- Status: accepted
- Deciders: Marie-Ange GARNIER, Thomas GERBET, Thomas GORKA, Manuel VACELET, Joris MASSON
- Date: 2024-04-11
Technical Story: request #37592 Mitigate risks of data loss in DB
In July 2023 we merged a code that contained a bug regarding the deletion of artifact values. This bug went unnoticed for 8 months. As the code was deleting values "elsewhere" (not in the current thing being deleted), it was not possible to catch it during development and/or review.
What could have been done to prevent such bug:
- Have an integration test about deletion
- Rely on UUIDs instead of auto incremented ids
- Have more thorough review process
- Have Foreign Keys to ensure data integrity
- Have tooling to verify data integrity
- Notarize artifact updates
New code should use UUIDs instead of auto incremented ids. For reference see what was done on FTS DB plugin
In addition to that, we are going to investigate what kind of tooling can be developed to verify data integrity, for existing code
The submitted code was not covered by an integration or unit test. Adding a test could have helped to spot the issue.

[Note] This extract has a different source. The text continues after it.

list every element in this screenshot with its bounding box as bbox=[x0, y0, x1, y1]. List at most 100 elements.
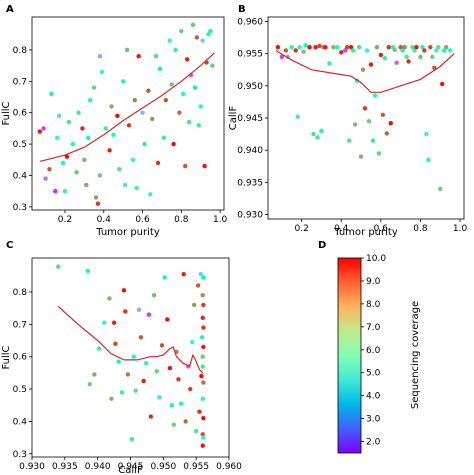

- Good, because we already have the infrastructure to run the tests.
- Good, because it's a good practice to have tests for the written code.
- Bad, because due to the nature of data set in test (low id numbers) it's possible that deletion could have worked silently.
- Bad, because we don't mandate tests to be written for each and every submitted patch.
- Bad, because the only way we could have the guaranty that the test is correct is if the code was written following TDD principles, but we cannot enforce that.
- Bad, because the granularity of tests in this area of code makes it hard to write tests that last (test setup would be very complex to write and maintain).
Conclusion: more testing would have helped, but it's not bulletproof enough to rely only on that.
The issue exists because we delete based on changeset_value_id
but we give a changeset_id
as parameter. As both fields
are integer with auto incremented ids, there is an overlap, and it can delete something.
- Good, because UUIDs are conflict-free, so we cannot delete something "by mistake".
- Good, because not having sequential ids is a good security practice (avoid enumerations).
- Good, because it's a common alternative to auto incremented ids (or sequence) in the industry.
- Bad, because UUIDs are larger than integers. They take more disk storage and risks of cache eviction are higher, hence degradation of performances.
- Bad, because retrofitting UUIDs in current schema is a hard task.
- Bad, because we have to maintain a "human compatible id" for some features (e.g. cross-references).
Conclusion: even if not ideal, UUIDs are the only way to guarantee that this class of problem will no longer exist in the future. However, it's a long and tough road, so we will start by implementing it for new code only to gain experience before retrofitting.
The issue was not spotted during review, maybe we should have thrown more eyes to the patch.
- Good, because more reviews increases the likelihood of catching the issue.
- Bad, because unless the reviewer does look for this specific class of issues, it's almost impossible to catch.
Conclusion: we need to find a strategy that is more effective and doesn't rely mostly on chance.
Having Foreign Keys (FK) on the database schema would have permitted writing a single delete statement "ON DELETE CASCADE"
- Good, because data integrity is under MySQL responsibility.
- Bad, because FK constraints have significant cost at insert/update, esp when there are a lot of big tables interlinked (e.g., in Trackers).
- Bad, because the risks are high if mistakes are made "ON DELETE CASCADE".
- Bad, because FK cannot be retrofitted on the existing schema (creation & updates have not always been in transactions).
- Bad, because if we miss a FK the whole thing is useless.
Conclusion: while appealing in theory, in practice, the cost of introducing FK now is too high.
In the same spirit as Foreign Keys, we could have had a tool that verifies that the database invariant is always respected.
- Good, because it's a tool that verify the constraints instead of relying on developer's or reviewer ability to catch the error.
- Good, because this kind of tool can be run in test suites (REST, E2E) to catch errors early.
- Bad, because running this kind of tool on production data is likely to be very resource-intensive and flag too many false-positives.
- Bad, because writing this kind of tool is Hard(tm)(c) to be right.
- Bad, because the tool must evolve with the codebase to be relevant in the future.
Conclusion: consistency checks after high-level tests suite is an interesting approach to address the existing code. However, it cannot be the unique answer as it will require updates in the future, and we cannot guarantee that it will be updated.
All artifact modifications (create, update, delete) should be streamed in an append-only storage, so we can rebuild the current state from this form of backup.
- Good, because it's a guaranty that modifications cannot be altered in any way.
- Bad, because it requires a high level of engineering to introduce the concept.
- Bad, because it implies using new kind of tools for append-only storage.
- Bad, because given Tuleap data format, backup could be enough.
Conclusion: while appealing in theory, the amount of engineering needed at Tuleap level vs the likeliness than any user will actually deploy what is needed for this to work, is not worth it.